Why it’s tough to learn to read through phonics:
This video comes from the Children of the Code project. There are many factors that contribute to the difficulty of learning to read. At the center of and exacerbating them all is the unnaturally confusing relationship between letters and sounds. This video explores that confusion. “Unnatural Confusion” is one of 13 videos that make up “Causes and Contributing Factors.”
Yes, it can take a while to learn using the individual speech sounds of the individual letters and letter combinations.
44 speech sounds plus the letters of the alphabet. And then you must learn the exceptions to the rules for sounds and spelling.
But it is still much much easier than trying to learn each of the approx 175,000 words in current use …by memorizing each one by shape individually, or guessing with context clues… learning to read in such a fashion will take many years.
A child taught with such a method, will be a poor struggling reader at best, and never really find the joy of reading.
I taught our sons how to read fluently…. comfortably, before they started grad 1. The book I used was Samuel Blumendfeld’s book, Alpha-Phonics, along with phonics flash cards from the Rigg’s Institute. Total cost about $60.00
Best thing I ever did was give my children the gift of understanding the printed word, and now they have larger personal libraries than I do.
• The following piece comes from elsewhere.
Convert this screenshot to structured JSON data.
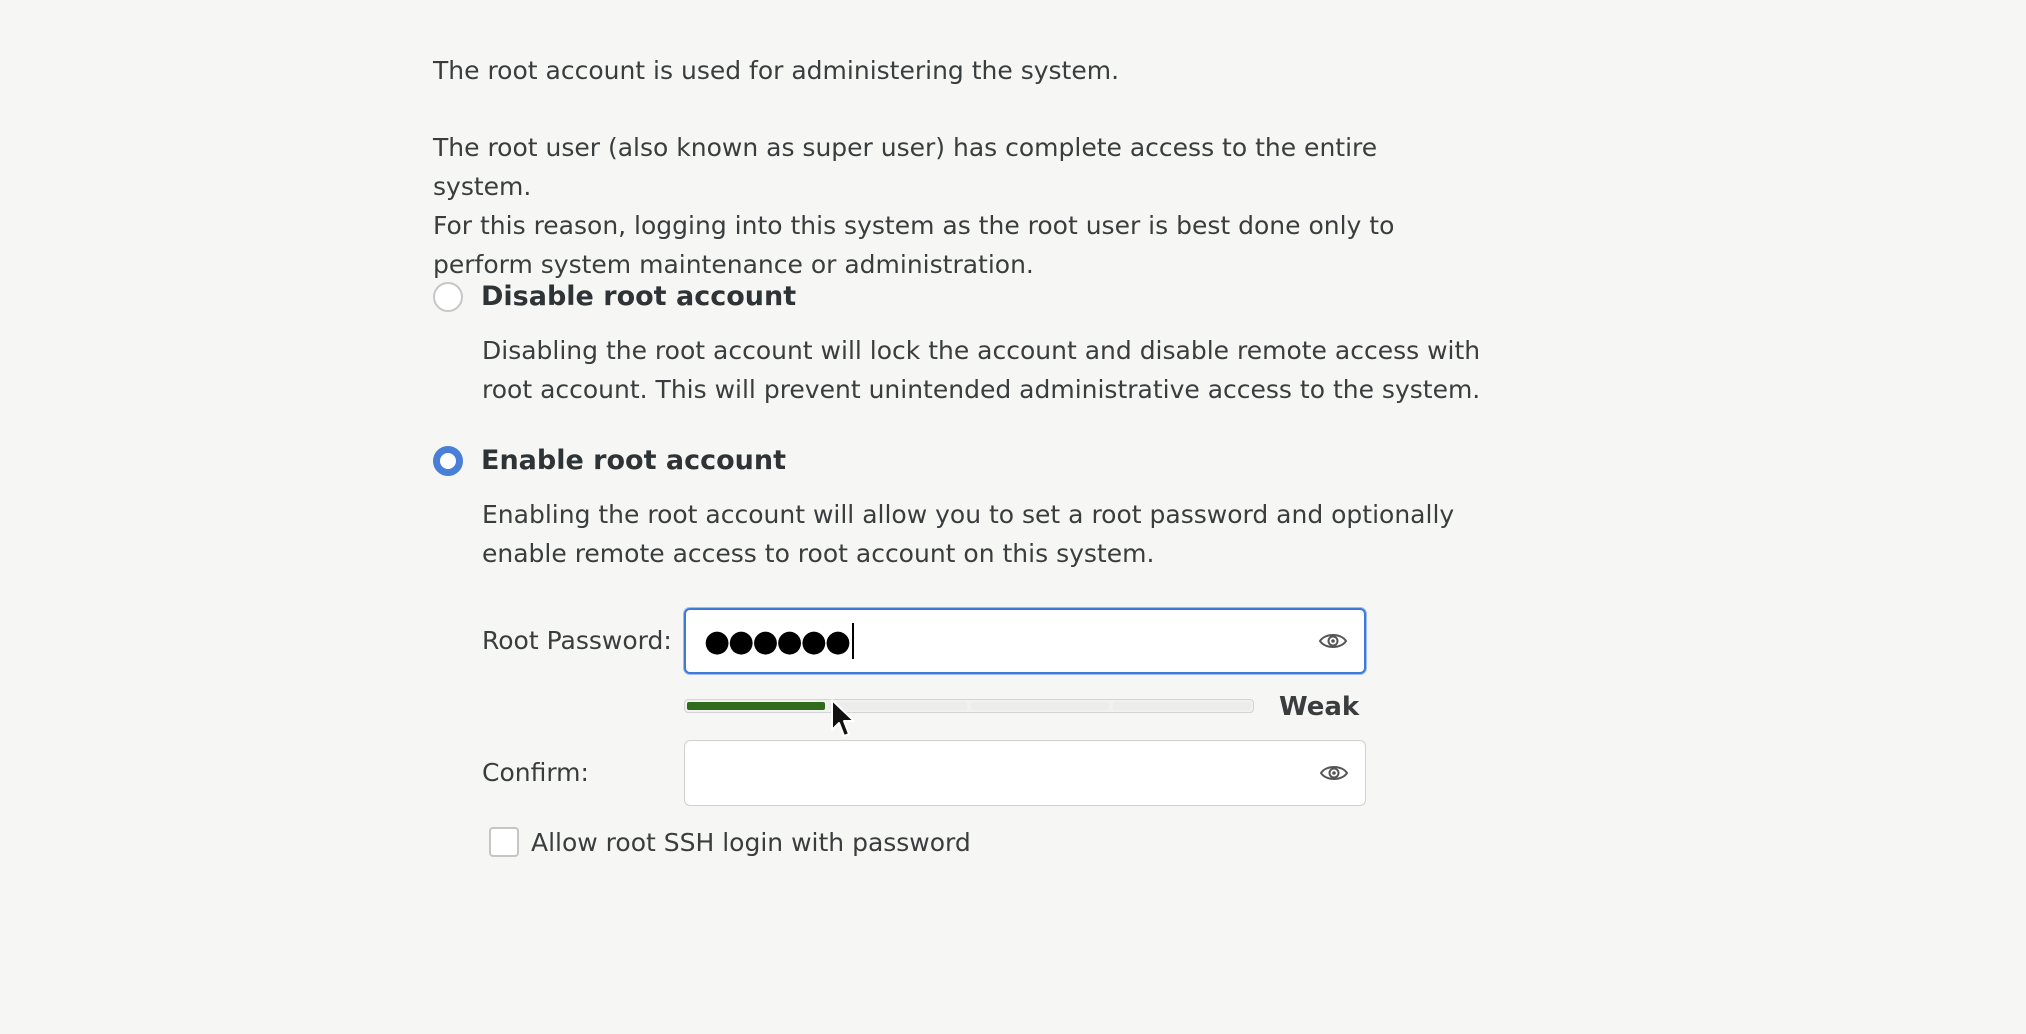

When they were in grade one and two, they could read better than any of their friends in the neighborhood, except for a little girl down the street, who could read as good as my kids. I asked her how she could read the sentences my kids could read, and she said… “My grandmother taught me the sounds of the letters.
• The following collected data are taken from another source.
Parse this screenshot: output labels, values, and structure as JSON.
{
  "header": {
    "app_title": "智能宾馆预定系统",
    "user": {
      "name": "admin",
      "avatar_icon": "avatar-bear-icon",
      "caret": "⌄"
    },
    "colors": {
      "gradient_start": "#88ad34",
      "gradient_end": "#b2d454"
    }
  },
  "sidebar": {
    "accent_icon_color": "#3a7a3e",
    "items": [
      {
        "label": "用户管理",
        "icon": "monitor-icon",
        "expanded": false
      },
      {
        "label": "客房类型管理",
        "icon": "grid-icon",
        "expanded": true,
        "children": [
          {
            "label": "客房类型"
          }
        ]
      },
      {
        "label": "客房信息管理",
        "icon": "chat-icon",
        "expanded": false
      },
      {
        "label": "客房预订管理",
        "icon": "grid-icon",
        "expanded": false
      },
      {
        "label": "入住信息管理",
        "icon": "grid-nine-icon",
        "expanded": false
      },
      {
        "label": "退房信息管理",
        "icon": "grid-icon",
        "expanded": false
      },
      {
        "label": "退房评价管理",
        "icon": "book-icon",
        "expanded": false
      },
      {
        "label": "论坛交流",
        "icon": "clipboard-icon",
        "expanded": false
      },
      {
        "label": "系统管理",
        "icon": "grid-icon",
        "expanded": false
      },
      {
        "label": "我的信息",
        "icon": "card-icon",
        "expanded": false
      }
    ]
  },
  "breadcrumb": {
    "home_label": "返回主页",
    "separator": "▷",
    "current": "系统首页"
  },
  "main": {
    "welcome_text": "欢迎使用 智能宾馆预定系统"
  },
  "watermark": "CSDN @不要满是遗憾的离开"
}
Some people say, ‘Oh, they are just “word calling.” They can read, okay, but they don’t have comprehension.”
Wrong,. If the word they read is in their speaking vocabulary, they know the meaning. If not, they can ask or look it up in a dictionary. Another thing I taught them to use.
But a kid that can’t even get the word off the page in the first place, perhaps because of being taught in the “Whole Language” method…. will never know.
I’m confused about your numbers. Where do you come up with 175,000 words? Research indicates that the typical well-educated adult has a vocabulary of about 17,000 base words. ((Goulden, 1989)
A beginning reader is expected to learn far fewer. A first grader would typically be taught about 350 words over the course of the school year. Many of those words are phonetic rule-breakers (words like “said” or “one”).
I couldn’t agree more with this video. I have always been an exceptional reader. Phonics and sight words together were very natural for me. It was almost innate. Then I became a tutor and a mom. The concepts of reading, the exceptions to the rules didn’t make sense at all. I teach a struggling reader the rules of Phonics to encounter a word that is an exception and then another and then another only to the leave the reader more confused. But I agree with Robert about teaching sight words. One can never be a fluent reader that way. My 15 year old has dyslexia and an auditory processing disorder which made reading difficult. However, he compensated with his excellent memory. He would memorize a word and store it in my memory based on meaning. So in kindergarten we would read Dr Suess books and he’d have an occasional slip. I’d notice him interchange words based on meaning such as (eye, look, see, saw). However he was a “good reader”. By the time 4th grade came he was drowning. The mere addition of a prefix or suffice meant learning a new word for him. He was unable to recognize the root word and simply could not keep up. At 15, he still has not mastered Phonics. His ears can’t detect the subtle differences in letter sounds, particularly vowels and blends. He has been trained on an approach that works for him (mainly memorization of word parts & meanings) and he enjoys reading. And all I can say is attempt multiple approaches to reading with each child and when he or she struggles reach outside of your own comfort zone and teach them another way.